Marc Sénéchal, à l’avant-garde

par Chloé Enkaoua, Journalistele 13 mai 2025

Dans l’ombre, il murmure à l’oreille des hommes d’affaires les plus puissants de France. Il faut dire que Marc Sénéchal n’a jamais compté ses heures ni les sacrifices pour exercer son métier de mandataire judiciaire. Une activité dans laquelle il a toujours cherché à faire bouger les lignes.
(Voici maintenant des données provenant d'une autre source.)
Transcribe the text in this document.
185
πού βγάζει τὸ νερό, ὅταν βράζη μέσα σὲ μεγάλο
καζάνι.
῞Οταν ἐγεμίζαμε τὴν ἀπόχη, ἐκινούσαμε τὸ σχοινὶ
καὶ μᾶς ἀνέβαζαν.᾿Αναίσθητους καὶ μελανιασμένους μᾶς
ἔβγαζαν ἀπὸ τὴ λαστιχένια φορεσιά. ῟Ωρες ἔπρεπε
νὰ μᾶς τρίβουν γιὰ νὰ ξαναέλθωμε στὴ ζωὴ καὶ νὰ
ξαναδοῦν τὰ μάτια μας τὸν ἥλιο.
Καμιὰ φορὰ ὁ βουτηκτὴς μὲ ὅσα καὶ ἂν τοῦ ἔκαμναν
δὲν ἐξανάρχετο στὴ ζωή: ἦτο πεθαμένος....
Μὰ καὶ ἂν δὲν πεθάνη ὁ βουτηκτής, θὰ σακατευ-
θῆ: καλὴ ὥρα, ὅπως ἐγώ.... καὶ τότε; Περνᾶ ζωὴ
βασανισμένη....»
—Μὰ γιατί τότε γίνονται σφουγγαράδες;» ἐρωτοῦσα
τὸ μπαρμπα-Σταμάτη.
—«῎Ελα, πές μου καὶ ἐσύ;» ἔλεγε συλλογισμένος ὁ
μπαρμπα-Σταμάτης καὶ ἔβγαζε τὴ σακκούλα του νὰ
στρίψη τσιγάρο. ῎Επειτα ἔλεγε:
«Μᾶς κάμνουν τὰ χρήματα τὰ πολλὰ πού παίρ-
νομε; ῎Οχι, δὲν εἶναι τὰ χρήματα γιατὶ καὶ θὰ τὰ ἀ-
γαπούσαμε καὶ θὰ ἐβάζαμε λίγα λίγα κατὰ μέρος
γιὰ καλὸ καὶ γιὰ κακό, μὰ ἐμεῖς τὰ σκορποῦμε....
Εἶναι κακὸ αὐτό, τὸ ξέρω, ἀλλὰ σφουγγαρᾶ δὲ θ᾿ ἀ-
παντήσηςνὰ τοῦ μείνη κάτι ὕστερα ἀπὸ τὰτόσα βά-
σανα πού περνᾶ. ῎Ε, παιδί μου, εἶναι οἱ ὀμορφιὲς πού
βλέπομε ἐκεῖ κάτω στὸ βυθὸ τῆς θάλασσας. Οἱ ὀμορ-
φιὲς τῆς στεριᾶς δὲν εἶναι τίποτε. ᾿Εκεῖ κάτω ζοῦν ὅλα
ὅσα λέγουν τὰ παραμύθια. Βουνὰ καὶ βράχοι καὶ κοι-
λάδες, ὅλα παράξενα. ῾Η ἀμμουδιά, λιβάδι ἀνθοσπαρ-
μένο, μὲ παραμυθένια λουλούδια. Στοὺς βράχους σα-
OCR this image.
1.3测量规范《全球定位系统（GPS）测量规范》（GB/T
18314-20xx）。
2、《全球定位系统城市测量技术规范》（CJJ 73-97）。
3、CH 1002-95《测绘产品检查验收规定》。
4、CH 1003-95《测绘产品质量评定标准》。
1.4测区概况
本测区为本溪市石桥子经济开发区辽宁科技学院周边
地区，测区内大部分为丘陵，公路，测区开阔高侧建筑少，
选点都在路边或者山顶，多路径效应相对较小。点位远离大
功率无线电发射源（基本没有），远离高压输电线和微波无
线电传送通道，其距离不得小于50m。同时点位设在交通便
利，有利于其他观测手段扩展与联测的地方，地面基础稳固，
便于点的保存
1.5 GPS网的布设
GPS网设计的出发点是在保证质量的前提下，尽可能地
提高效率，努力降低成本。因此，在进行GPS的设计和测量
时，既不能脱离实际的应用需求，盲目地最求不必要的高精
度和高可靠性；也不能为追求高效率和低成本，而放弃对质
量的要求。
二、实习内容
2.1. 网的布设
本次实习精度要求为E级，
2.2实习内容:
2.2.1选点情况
Dans son bureau, des cadres photos s’empilent contre un pan de mur, attendant de trouver leur place. Prises par le champion du monde d’apnée Arnaud Jerald, l’un des sportifs sponsorisés par le cabinet BTSG, toutes ont un lien avec cette discipline sous-marine exigeante à laquelle Marc Sénéchal s’adonne lui-même. « J’aime cette sensation de chute libre au moment de la descente, puis l’effort physique et mental extrême lorsqu’il faut remonter à la surface », glisse-t-il. Une activité à la fois intense et risquée qu’il n’hésite pas à mettre en parallèle avec son métier de mandataire judiciaire. « Au niveau où je l’ai exercée, cette profession requiert un engagement total. C’est parfois usant » affirme ce bordelais d’origine, né d’une mère dirigeante d’une entreprise agroalimentaire de biscuits et d’un père juriste et professeur de droit. Spécialiste de la procédure collective, c’est lui qui a donné à Marc Sénéchal le goût de cette matière, l’amenant à entamer des études de droit d’abord à Bordeaux IV jusqu’à la maîtrise, puis à Toulouse pour un DEA de droit des affaires et des entreprises en difficulté. Après avoir obtenu un crédit de recherche, il soutient une thèse de doctorat consacrée à l’effet réel de la procédure collective, dont la Cour de cassation a repris la théorie dans plusieurs arrêts en 2010. « Cela m’a donné à la fois une notoriété scientifique et un bagage intellectuel et technique dans cette matière très solide », rapporte-t-il.

Sur deux jambes

En dépit de cette renommée universitaire, Marc Sénéchal ne perd pas de vue son envie de mettre ses connaissances en pratique sur le terrain. « J’ai toujours considéré que le droit était une matière humaine, faite pour l’homme et faite pour être appliquée, même si je ne savais pas encore exactement quel métier je souhaitais exercer », indique-t-il. Au fil des rencontres, et fort de ses connaissances en procédures collectives, la voie s’ouvre naturellement vers une carrière de mandataire ou d’administrateur judiciaire. « J’ai finalement choisi la représentation des créanciers, car il m’a semblé que la dimension juridique y était plus développée » explique celui qui, malgré tout, n’a jamais totalement tourné la page universitaire – il est notamment depuis 2015 professeur associé à l’Université Paris 1 Panthéon-Sorbonne pour y enseigner les procédures collectives en master 1 et master 2. Le tout, en menant en parallèle depuis 2005 sa carrière de mandataire judiciaire au sein du cabinet BTSG, installé à Neuilly-sur-Seine, dont il est l’un des associés fondateurs. « Aujourd’hui, j’ai trouvé l’équilibre entre un cabinet de premier rang et une activité académique », se félicite-t-il. « L’université m’a rattrapé alors que j’étais déjà praticien. La boucle a été bouclée, en quelque sorte ».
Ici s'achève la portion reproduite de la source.